Este saldo se obtiene restando las expulsiones propias de las del adversario. El resultado es un +65 a favor del Barça. En el mismo período, el Real Madrid acumula un saldo de apenas -2. La diferencia es notable y ha generado polémica histórica.
Un análisis a largo plazo
Si se miran los números con perspectiva, se comprende mejor el debate. Un error puntual puede irritar a cualquiera, pero cuando se repite durante 25 años, la sensación de desigualdad crece. No se trata de señalar un partido aislado, sino de observar una tendencia sostenida en el tiempo.

Cada temporada tiene, de media, 38 jornadas. Multiplicando por 25 años, se superan los 900 encuentros. En ese contexto, 65 partidos con superioridad numérica del Barça representan casi un 7% del total. La cifra parece pequeña, pero para el equipo afectado puede cambiar el rumbo de muchas ligas.
El Real Madrid ha criticado históricamente estas situaciones. La apelación a organismos internacionales, aunque simbólica, refleja la frustración ante decisiones arbitrales que consideran injustas. Por su parte, el Barça ha defendido siempre la legalidad de los partidos, pero los datos históricos generan suspicacias y debates interminables.

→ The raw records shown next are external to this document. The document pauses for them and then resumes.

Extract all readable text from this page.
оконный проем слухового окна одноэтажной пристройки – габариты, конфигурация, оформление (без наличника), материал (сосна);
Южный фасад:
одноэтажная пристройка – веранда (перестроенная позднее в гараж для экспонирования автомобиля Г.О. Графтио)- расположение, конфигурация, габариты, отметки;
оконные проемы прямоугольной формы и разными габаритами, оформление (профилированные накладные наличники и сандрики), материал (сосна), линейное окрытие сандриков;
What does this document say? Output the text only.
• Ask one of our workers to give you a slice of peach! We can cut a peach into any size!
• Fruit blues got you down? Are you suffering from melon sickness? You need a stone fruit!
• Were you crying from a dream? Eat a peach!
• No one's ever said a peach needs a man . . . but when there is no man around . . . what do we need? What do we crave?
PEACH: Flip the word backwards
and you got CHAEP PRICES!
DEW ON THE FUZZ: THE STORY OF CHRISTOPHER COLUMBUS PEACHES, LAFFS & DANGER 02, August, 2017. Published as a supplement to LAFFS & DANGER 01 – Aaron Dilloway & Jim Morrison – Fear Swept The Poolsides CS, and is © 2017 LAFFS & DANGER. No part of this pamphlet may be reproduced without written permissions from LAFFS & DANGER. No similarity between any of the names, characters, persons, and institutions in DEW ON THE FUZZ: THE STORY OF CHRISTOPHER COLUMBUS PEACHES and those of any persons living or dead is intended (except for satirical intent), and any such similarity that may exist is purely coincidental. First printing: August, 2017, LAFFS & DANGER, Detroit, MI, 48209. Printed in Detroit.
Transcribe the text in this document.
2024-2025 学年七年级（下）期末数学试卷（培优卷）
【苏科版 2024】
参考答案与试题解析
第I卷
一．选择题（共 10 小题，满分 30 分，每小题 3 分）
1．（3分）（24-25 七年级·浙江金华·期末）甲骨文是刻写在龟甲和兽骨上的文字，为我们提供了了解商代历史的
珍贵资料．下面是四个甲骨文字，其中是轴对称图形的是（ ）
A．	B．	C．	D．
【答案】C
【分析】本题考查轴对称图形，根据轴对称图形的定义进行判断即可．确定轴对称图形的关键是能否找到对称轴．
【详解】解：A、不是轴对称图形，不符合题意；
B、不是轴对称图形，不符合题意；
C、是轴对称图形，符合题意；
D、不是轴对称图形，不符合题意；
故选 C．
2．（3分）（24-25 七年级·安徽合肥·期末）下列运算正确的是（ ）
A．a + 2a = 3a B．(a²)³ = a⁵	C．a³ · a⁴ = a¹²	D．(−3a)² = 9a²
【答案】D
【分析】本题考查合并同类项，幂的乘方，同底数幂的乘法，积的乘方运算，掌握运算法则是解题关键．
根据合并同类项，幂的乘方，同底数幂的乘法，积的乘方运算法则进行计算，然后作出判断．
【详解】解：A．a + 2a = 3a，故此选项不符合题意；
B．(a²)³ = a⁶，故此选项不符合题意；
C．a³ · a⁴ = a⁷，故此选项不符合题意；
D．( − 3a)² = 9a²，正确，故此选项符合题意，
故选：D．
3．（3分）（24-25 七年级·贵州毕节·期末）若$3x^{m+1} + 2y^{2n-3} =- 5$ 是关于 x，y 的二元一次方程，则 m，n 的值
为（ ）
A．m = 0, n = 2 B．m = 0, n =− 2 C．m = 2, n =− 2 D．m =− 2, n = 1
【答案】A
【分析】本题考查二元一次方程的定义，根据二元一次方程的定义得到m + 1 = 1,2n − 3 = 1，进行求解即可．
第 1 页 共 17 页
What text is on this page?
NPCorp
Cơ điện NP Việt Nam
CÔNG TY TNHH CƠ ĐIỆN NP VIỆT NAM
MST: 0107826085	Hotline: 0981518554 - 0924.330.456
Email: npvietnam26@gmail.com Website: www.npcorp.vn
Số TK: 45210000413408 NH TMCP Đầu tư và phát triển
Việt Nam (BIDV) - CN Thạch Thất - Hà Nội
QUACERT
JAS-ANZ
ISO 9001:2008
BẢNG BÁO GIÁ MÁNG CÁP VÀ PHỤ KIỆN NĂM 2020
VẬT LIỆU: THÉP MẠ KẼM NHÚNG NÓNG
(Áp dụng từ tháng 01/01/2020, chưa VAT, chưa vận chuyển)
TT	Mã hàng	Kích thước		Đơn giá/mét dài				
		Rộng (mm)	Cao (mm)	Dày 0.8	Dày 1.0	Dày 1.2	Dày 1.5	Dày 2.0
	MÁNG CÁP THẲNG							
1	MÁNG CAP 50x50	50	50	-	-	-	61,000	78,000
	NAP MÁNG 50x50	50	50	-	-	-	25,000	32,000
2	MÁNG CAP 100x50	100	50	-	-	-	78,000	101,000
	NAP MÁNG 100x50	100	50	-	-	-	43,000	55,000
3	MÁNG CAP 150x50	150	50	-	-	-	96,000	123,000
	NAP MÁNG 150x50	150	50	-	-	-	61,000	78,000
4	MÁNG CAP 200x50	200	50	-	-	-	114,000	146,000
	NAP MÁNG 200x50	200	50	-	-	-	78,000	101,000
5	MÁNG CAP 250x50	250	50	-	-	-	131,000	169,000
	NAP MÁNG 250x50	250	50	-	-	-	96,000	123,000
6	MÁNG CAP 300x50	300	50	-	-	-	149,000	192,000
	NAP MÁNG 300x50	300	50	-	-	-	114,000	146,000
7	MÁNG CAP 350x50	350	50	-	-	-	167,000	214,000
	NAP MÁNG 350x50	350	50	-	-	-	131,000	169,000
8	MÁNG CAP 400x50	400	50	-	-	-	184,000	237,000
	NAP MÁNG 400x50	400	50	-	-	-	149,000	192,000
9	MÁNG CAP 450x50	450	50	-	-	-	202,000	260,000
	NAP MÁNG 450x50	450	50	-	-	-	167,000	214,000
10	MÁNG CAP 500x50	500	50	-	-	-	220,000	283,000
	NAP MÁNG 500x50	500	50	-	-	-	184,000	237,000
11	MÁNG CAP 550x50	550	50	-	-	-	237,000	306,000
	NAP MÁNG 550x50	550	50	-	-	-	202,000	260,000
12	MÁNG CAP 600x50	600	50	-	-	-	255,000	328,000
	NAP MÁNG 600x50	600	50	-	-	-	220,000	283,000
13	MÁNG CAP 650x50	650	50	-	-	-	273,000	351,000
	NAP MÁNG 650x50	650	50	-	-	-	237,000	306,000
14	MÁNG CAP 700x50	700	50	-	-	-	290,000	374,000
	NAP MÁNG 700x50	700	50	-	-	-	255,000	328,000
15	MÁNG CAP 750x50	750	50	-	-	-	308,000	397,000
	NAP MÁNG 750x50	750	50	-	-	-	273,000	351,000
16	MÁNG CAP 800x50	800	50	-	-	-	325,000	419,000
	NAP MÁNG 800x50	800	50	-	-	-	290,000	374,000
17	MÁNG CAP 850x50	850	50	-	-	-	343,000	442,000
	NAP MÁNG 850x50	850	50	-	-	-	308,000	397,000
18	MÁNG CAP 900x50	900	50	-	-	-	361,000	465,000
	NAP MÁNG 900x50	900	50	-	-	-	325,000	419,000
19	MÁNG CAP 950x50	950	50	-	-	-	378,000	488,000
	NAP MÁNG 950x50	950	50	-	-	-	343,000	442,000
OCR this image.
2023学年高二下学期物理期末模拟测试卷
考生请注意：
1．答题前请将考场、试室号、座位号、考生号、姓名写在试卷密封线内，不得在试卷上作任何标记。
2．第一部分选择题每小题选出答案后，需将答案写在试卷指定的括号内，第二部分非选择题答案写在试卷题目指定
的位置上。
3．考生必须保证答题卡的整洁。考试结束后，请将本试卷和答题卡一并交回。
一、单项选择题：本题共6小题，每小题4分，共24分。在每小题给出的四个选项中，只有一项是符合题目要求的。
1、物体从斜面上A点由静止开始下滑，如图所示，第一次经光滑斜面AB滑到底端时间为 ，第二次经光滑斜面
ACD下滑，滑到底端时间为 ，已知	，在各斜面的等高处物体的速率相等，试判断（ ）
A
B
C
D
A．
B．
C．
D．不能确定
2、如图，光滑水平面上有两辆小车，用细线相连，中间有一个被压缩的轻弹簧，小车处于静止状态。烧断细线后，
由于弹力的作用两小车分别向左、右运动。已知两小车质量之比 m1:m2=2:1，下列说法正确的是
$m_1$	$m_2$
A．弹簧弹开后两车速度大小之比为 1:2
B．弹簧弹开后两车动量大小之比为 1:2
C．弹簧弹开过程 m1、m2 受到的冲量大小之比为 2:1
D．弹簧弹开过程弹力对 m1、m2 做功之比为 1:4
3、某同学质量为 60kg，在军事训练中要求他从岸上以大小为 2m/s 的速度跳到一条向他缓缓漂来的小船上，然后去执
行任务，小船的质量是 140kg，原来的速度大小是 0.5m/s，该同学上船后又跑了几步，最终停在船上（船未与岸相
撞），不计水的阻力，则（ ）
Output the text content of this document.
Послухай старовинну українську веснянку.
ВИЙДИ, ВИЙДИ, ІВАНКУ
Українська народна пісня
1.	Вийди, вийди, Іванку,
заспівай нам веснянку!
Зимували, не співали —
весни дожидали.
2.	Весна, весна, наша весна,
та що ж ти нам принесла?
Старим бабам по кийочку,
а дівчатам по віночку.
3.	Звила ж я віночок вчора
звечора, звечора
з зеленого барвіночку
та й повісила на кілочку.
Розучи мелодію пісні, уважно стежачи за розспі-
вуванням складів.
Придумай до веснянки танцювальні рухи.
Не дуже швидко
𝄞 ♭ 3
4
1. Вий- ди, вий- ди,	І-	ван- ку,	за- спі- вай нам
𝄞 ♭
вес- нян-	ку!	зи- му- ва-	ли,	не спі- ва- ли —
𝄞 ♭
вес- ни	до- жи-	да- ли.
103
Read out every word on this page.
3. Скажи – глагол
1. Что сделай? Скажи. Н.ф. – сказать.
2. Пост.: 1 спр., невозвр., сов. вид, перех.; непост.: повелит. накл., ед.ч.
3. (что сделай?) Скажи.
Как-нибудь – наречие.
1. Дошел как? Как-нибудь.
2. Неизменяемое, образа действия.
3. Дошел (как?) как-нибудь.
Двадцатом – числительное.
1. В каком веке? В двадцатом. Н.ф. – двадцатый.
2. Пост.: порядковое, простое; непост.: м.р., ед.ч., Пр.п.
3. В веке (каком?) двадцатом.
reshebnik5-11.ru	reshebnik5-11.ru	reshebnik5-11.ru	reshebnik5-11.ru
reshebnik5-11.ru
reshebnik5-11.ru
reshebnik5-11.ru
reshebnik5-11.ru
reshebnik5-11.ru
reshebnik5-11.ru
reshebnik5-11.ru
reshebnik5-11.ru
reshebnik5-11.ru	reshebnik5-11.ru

No es solo un tema de números. Las expulsiones afectan el desarrollo del juego, la estrategia de los entrenadores y el estado emocional de los jugadores. Un partido con un jugador menos puede significar puntos perdidos, y eso se multiplica a lo largo de 25 temporadas.
La polémica Negreira
El caso Barça-Negreira intensifica la polémica. Los años de sospechas y la sensación de impunidad han envenenado parte de la relación entre clubes y árbitros. Aunque cortar cabezas en el Comité Técnico de Árbitros podría calmar las aguas, la desconfianza sigue presente.

En definitiva, el saldo arbitral no se calcula en un partido, sino en décadas de Liga. Los +65 del Barça frente a los -2 del Madrid muestran que, a veces, los números hablan más fuerte que las opiniones.